Глаза его блеснули как два стальных ножа, и Эстеллу вдруг обуял страх. Страх животный. Он безумен. Это не тот Данте, которого она любила. Даже если эти убийства — плод его фантазии, от этого не легче.

— Что, испугалась? — выплюнул Данте в ответ на её молчание. — Да, я чудовище! Я могу сделать всё, что угодно.
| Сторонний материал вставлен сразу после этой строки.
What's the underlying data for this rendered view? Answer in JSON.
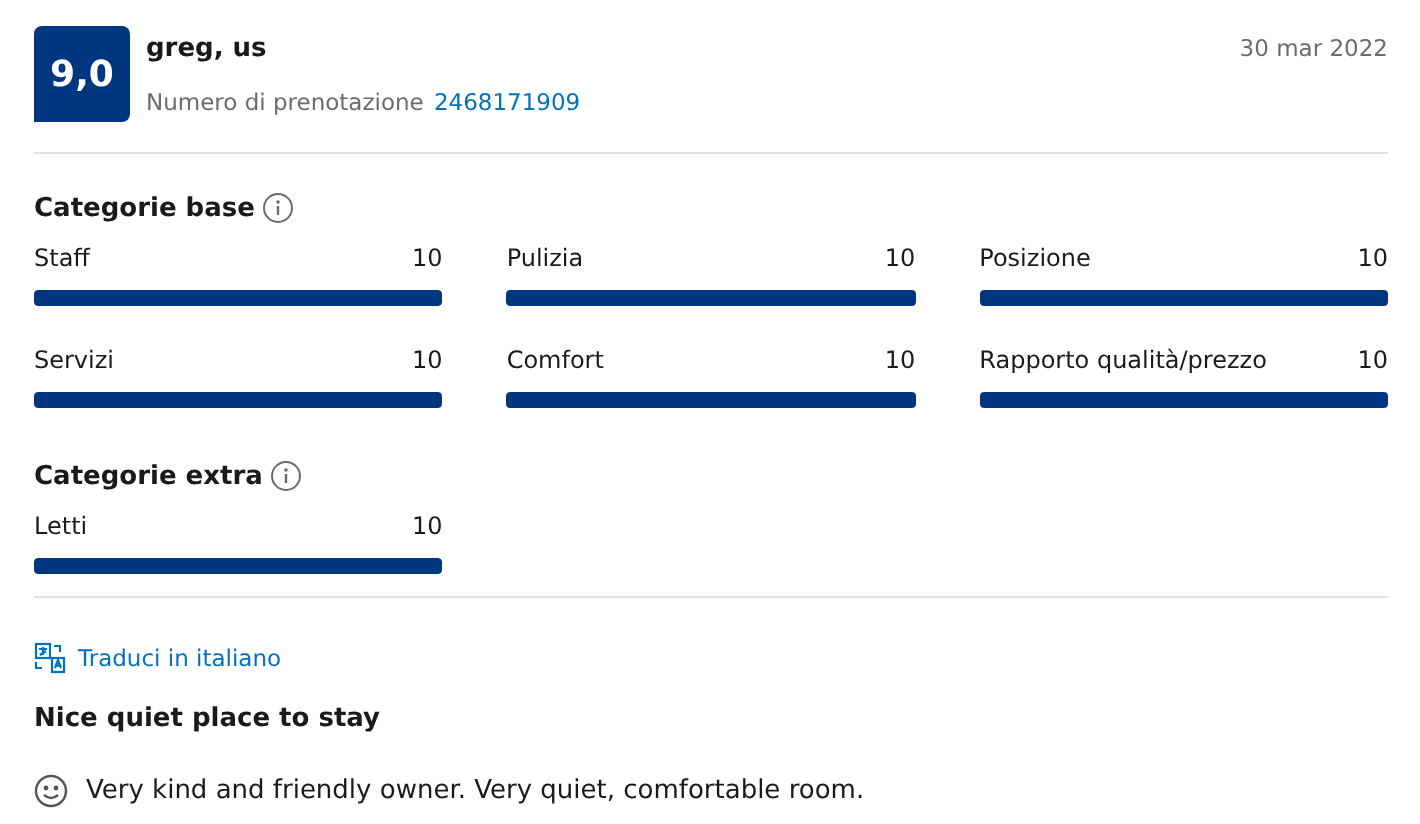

Могу убить и тебя, если приспичит, — и Данте захохотал грубо, зловеще. — Ну что ты молчишь, красавица? — схватив Эстеллу за плечи, он потряс её. — Отвечай! Ты ещё хочешь быть со мной? Со мной, с таким, какой я сейчас, а не с тем, что уже не вернётся никогда!

— Нет! — крикнула Эстелла громко и отпихнула его — Данте ударился спиной о дерево, а она вскочила на ноги. — Ты не тот Данте, который мне нужен. Я любила другого мужчину, ласкового, заботливого, смелого, у которого в порядке с головой. А ты... ты не в себе, ты другой человек! Ты безумен и несёшь бред! Ты спрашиваешь хочу ли я любить умалишённого? Нет, не хочу!

И она побежала прочь. Подальше. Подальше от него!

Данте упал ничком на землю, обхватив голову руками, и даже не попытался Эстеллу удержать.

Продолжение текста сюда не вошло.